SpaceX announced a computing power agreement with open-source artificial intelligence startup Reflection AI worth up to $6.3 billion on Monday, even as the company's shares continued a post-IPO slide, falling 9% and pacing for a third consecutive day of losses.
Under the terms of the deal, Reflection AI will gain immediate access to Nvidia GB300 chips housed at SpaceX's Colossus 2 data center in Memphis, Tennessee. The startup has agreed to pay SpaceX $150 million per month beginning July 1, 2026, through 2029, according to materials reviewed by a reporter. The payments would total approximately $6.3 billion if the agreement runs to the end of its term. Either party may exit the contract with 90 days' notice after the first three months.
The agreement makes Reflection the latest outside company to tap SpaceX's Colossus infrastructure, joining Anthropic, Google, and Cursor — a company SpaceX is in the process of acquiring — as commercial compute customers.
Reflection, last valued at $25 billion, is focused on building open-source AI models intended to compete with closed frontier systems from OpenAI, Anthropic, and Google. The startup has not yet released a public frontier model but has been building relationships with government and national security customers, including work with the Department of Energy's Genesis Mission and broader Pentagon AI efforts.
"Recent events highlight how important open source is to the AI ecosystem, with more nations and enterprises recognizing the risks and costs associated with exclusively depending on closed models," a Reflection spokesperson said in a statement.

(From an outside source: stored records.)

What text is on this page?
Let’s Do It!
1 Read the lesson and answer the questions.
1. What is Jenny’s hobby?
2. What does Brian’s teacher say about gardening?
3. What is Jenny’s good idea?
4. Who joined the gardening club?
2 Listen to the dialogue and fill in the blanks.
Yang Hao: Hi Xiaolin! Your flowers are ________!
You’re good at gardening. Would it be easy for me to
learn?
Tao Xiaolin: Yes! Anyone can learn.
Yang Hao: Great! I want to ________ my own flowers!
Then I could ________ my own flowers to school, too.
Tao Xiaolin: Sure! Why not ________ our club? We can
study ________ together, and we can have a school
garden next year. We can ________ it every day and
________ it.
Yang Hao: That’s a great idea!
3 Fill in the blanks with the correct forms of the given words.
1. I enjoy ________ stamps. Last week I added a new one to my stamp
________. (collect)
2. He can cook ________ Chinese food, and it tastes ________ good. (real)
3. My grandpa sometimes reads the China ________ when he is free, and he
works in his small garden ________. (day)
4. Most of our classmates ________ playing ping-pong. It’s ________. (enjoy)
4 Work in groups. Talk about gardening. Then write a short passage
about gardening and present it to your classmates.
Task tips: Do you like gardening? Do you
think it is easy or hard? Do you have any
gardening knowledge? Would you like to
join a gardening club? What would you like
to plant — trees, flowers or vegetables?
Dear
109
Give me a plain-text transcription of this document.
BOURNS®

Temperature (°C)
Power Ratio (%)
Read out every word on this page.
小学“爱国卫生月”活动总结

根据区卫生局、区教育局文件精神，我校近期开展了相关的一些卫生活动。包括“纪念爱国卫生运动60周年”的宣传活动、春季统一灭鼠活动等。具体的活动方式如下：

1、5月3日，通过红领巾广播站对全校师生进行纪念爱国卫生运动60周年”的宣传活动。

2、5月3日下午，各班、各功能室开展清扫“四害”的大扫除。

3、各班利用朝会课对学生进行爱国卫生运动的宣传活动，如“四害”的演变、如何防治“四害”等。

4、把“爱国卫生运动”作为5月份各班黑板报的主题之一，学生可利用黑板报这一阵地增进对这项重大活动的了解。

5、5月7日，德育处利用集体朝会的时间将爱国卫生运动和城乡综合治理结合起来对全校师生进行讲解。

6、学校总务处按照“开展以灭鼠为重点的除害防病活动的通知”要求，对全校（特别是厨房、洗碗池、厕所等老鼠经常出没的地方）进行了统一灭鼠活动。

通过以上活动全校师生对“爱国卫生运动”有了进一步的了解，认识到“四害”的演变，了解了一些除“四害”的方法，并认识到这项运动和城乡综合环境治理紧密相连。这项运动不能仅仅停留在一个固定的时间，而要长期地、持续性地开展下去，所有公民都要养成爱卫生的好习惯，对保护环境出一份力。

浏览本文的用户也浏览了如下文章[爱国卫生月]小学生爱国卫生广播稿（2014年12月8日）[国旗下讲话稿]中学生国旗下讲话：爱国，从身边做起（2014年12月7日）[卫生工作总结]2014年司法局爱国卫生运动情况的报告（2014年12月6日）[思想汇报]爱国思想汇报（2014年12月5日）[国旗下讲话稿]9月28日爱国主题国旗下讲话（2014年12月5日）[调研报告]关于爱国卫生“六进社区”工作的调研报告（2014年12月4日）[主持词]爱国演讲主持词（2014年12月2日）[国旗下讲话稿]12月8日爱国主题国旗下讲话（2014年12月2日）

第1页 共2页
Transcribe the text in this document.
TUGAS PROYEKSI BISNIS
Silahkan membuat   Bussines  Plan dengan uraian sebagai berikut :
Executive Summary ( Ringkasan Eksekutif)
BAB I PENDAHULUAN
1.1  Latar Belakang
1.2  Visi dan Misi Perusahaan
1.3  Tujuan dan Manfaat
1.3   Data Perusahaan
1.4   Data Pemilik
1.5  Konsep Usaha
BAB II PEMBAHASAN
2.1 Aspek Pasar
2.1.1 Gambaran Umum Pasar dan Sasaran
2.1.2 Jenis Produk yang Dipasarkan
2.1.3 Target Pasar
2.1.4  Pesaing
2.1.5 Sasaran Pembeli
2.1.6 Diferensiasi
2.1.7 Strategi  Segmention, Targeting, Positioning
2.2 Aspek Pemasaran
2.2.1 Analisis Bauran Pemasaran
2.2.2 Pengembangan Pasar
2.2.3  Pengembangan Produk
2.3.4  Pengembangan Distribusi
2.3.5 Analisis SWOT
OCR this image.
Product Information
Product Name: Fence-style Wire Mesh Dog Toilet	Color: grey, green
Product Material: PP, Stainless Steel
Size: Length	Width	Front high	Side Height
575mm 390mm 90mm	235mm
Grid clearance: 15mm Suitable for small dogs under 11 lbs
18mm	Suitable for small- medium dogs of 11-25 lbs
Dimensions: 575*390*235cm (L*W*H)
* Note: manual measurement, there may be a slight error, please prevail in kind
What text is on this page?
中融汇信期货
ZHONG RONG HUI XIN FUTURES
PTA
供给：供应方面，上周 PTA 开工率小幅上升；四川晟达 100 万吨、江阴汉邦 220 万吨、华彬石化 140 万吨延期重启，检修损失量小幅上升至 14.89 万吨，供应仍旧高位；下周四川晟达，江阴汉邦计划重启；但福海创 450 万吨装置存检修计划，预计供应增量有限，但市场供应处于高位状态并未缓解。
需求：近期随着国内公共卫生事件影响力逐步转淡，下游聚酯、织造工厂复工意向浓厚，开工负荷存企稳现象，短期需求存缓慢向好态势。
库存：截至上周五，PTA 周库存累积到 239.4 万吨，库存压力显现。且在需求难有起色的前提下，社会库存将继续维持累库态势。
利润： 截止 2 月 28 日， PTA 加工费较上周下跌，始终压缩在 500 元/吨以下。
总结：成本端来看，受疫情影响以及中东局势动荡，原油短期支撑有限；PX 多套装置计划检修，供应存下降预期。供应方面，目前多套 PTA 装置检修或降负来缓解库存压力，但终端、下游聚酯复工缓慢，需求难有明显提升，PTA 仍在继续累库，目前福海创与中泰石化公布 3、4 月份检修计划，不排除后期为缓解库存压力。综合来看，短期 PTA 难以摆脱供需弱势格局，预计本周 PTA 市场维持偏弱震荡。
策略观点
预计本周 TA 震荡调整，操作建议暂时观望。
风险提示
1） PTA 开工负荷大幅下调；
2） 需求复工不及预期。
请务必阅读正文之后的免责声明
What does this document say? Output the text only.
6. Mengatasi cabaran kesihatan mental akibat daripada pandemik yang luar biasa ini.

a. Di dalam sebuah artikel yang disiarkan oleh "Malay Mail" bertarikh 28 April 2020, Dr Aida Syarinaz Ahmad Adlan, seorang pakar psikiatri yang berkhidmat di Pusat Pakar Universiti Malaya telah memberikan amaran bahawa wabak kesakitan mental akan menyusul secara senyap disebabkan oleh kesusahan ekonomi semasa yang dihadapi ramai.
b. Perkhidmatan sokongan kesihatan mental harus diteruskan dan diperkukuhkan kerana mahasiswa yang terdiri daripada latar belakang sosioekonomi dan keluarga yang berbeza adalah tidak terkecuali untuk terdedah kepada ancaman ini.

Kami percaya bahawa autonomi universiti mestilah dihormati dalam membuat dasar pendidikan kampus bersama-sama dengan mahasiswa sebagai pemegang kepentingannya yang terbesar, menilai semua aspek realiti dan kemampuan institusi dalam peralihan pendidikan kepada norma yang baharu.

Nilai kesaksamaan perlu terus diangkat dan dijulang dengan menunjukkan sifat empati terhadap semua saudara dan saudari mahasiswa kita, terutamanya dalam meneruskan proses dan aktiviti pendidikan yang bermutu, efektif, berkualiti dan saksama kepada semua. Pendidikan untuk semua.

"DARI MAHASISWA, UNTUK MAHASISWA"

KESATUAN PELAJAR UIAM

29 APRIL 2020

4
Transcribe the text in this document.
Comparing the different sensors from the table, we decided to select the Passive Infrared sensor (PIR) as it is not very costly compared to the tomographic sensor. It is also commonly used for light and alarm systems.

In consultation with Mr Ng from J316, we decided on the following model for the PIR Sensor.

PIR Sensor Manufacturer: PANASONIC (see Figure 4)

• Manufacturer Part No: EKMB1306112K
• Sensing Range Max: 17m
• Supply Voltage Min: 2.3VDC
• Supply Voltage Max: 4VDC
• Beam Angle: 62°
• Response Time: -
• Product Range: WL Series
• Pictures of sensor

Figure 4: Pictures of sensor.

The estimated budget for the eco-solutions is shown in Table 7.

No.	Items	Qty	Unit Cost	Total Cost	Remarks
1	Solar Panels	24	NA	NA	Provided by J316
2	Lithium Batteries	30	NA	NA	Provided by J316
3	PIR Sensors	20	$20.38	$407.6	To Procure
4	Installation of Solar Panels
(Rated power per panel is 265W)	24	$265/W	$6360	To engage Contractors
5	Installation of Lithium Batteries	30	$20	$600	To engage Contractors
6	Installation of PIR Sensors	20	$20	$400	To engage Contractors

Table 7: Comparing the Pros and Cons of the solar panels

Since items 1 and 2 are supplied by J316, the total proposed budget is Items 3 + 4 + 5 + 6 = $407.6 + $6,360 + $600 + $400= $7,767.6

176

The deal's timing tracks a broader shift in sentiment around open-source AI. Anthropic's recent decision to cut off access to Fable and Mythos has amplified concerns about dependence on closed-model providers, giving open-source advocates a stronger case for systems that can be inspected, customized, and run with greater control.
For SpaceX, monetizing Colossus is part of a wider effort to expand its business narrative beyond rockets and its Starlink satellite internet service. Access to advanced Nvidia chips remains one of the most significant constraints facing companies training and serving frontier AI models, and SpaceX is positioning itself alongside cloud providers racing to sell scarce GPU capacity.
The computing deal arrived on the same day SpaceX announced a senior unsecured notes offering and disclosed that it held $100.8 billion in cash and cash equivalents as of June 19.
Despite the positive business developments, shares of SpaceX fell 9% on Monday, extending a pullback that has erased most gains for investors who bought in the open market after the company's June 12 debut. Shares had surged in the first two full days of trading, briefly pushing SpaceX's market capitalization above both Amazon and Microsoft, before declining 5% and 3.6% on Wednesday and Thursday last week. Even with the recent slide, the stock remained up 37% from its IPO price of $135 as of Thursday's close.
The company posted a $4.9 billion net loss in 2025 and lost $4.28 billion in the first quarter of 2026.
Canaccord Genuity analysts described SpaceX's listing as opening "a new chapter" for retail trading, noting that the stock had driven itself into the top six companies by market capitalization in its first week. Still, the analysts cautioned that "a new, more dangerous layer of air is now underneath these stocks."
Whether SpaceX can sustain its AI infrastructure ambitions — and whether deals like the Reflection agreement translate into durable revenue — will likely be a central question for investors as the company approaches its first full earnings cycle as a public company.